Lotus Makes Hybrids Sound Like Real Cars
Automaker has figured out a way to replicate car sounds in quiet hybrids.
August 8, 2008 — -- Hybrids are the greatest. They pollute less and consume less than regular cars and save you boatloads of money at the pump. But activists and legislators consider them silent killers that prey on blind people who never hear 'em coming.
Full Hybrids like the ubiquitous Toyota Prius run only on electricity at low speeds, emitting no more than a whine around town. That's great for lowering noise-vibration harshness and making drivers feel like George Jetson, but it's a big problem for the blind -- and pedestrians, and cyclists, and people who simply don't pay attention -- who rely on the familiar rumble of internal combustion to know what's coming down the pike.
The engineers at Lotus, a company way into green these days, have a solution.
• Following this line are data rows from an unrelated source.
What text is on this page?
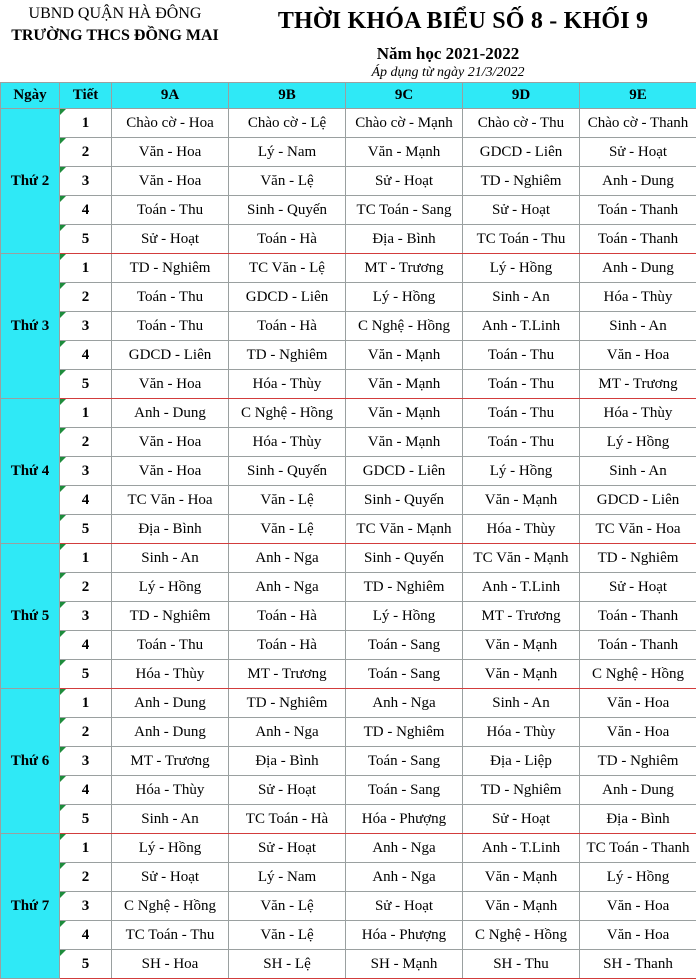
UBND QUẬN HÀ ĐÔNG
TRƯỜNG THCS ĐỒNG MAI
THỜI KHÓA BIỂU SỐ 8 - KHỐI 9
Năm học 2021-2022
Áp dụng từ ngày 21/3/2022
Ngày	Tiết	9A	9B	9C	9D	9E
Thứ 2	1	Chào cờ - Hoa	Chào cờ - Lệ	Chào cờ - Mạnh	Chào cờ - Thu	Chào cờ - Thanh
	2	Văn - Hoa	Lý - Nam	Văn - Mạnh	GDCD - Liên	Sử - Hoạt
	3	Văn - Hoa	Văn - Lệ	Sử - Hoạt	TD - Nghiêm	Anh - Dung
	4	Toán - Thu	Sinh - Quyến	TC Toán - Sang	Sử - Hoạt	Toán - Thanh
	5	Sử - Hoạt	Toán - Hà	Địa - Bình	TC Toán - Thu	Toán - Thanh
Thứ 3	1	TD - Nghiêm	TC Văn - Lệ	MT - Trương	Lý - Hồng	Anh - Dung
	2	Toán - Thu	GDCD - Liên	Lý - Hồng	Sinh - An	Hóa - Thùy
	3	Toán - Thu	Toán - Hà	C Nghệ - Hồng	Anh - T.Linh	Sinh - An
	4	GDCD - Liên	TD - Nghiêm	Văn - Mạnh	Toán - Thu	Văn - Hoa
	5	Văn - Hoa	Hóa - Thùy	Văn - Mạnh	Toán - Thu	MT - Trương
Thứ 4	1	Anh - Dung	C Nghệ - Hồng	Văn - Mạnh	Toán - Thu	Hóa - Thùy
	2	Văn - Hoa	Hóa - Thùy	Văn - Mạnh	Toán - Thu	Lý - Hồng
	3	Văn - Hoa	Sinh - Quyến	GDCD - Liên	Lý - Hồng	Sinh - An
	4	TC Văn - Hoa	Văn - Lệ	Sinh - Quyến	Văn - Mạnh	GDCD - Liên
	5	Địa - Bình	Văn - Lệ	TC Văn - Mạnh	Hóa - Thùy	TC Văn - Hoa
Thứ 5	1	Sinh - An	Anh - Nga	Sinh - Quyến	TC Văn - Mạnh	TD - Nghiêm
	2	Lý - Hồng	Anh - Nga	TD - Nghiêm	Anh - T.Linh	Sử - Hoạt
	3	TD - Nghiêm	Toán - Hà	Lý - Hồng	MT - Trương	Toán - Thanh
	4	Toán - Thu	Toán - Hà	Toán - Sang	Văn - Mạnh	Toán - Thanh
	5	Hóa - Thùy	MT - Trương	Toán - Sang	Văn - Mạnh	C Nghệ - Hồng
Thứ 6	1	Anh - Dung	TD - Nghiêm	Anh - Nga	Sinh - An	Văn - Hoa
	2	Anh - Dung	Anh - Nga	TD - Nghiêm	Hóa - Thùy	Văn - Hoa
	3	MT - Trương	Địa - Bình	Toán - Sang	Địa - Liệp	TD - Nghiêm
	4	Hóa - Thùy	Sử - Hoạt	Toán - Sang	TD - Nghiêm	Anh - Dung
	5	Sinh - An	TC Toán - Hà	Hóa - Phượng	Sử - Hoạt	Địa - Bình
Thứ 7	1	Lý - Hồng	Sử - Hoạt	Anh - Nga	Anh - T.Linh	TC Toán - Thanh
	2	Sử - Hoạt	Lý - Nam	Anh - Nga	Văn - Mạnh	Lý - Hồng
	3	C Nghệ - Hồng	Văn - Lệ	Sử - Hoạt	Văn - Mạnh	Văn - Hoa
	4	TC Toán - Thu	Văn - Lệ	Hóa - Phượng	C Nghệ - Hồng	Văn - Hoa
	5	SH - Hoa	SH - Lệ	SH - Mạnh	SH - Thu	SH - Thanh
Lotus took a bone-stock Prius and outfitted it with a waterproof speaker near the radiator that blares simulated yet realistic engine sounds to let pedestrians -- those who don't have earbuds crammed into their ears, anyway -- know to watch out. "Our advanced external sound synthesis technology increases pedestrian safety, while retaining the car's environmental benefits," says Mike Kimberley, CEO of Group Lotus.
The system uses a speed sensor on the accelerator to control the vroom-vroom sound. You only hear it as the car approaches, and it cuts out entirely when the car's engine takes over at higher speeds. It's all automated and Lotus says the driver hears almost nothing.
Considering all of the emerging vehicle technology out there, Lotus could have sunk its R&D dollars into just about anything. We've gotta ask what prompted this particular investment -- which by the way, comes on the heels of a similar gadget created by two Stanford University students. It's not as if there's been a lot of Priuses (Priora?) mowing down the blind.
Maybe it's because lawmakers decided in April that the threat of just such an epidemic is so great Something Must Be Done. If the legislation pending before Congress passes, the Transportation Department will spend two years studying the problem before developing safety standards. Automakers would have two years after that to comply, giving Lotus a big market for its product.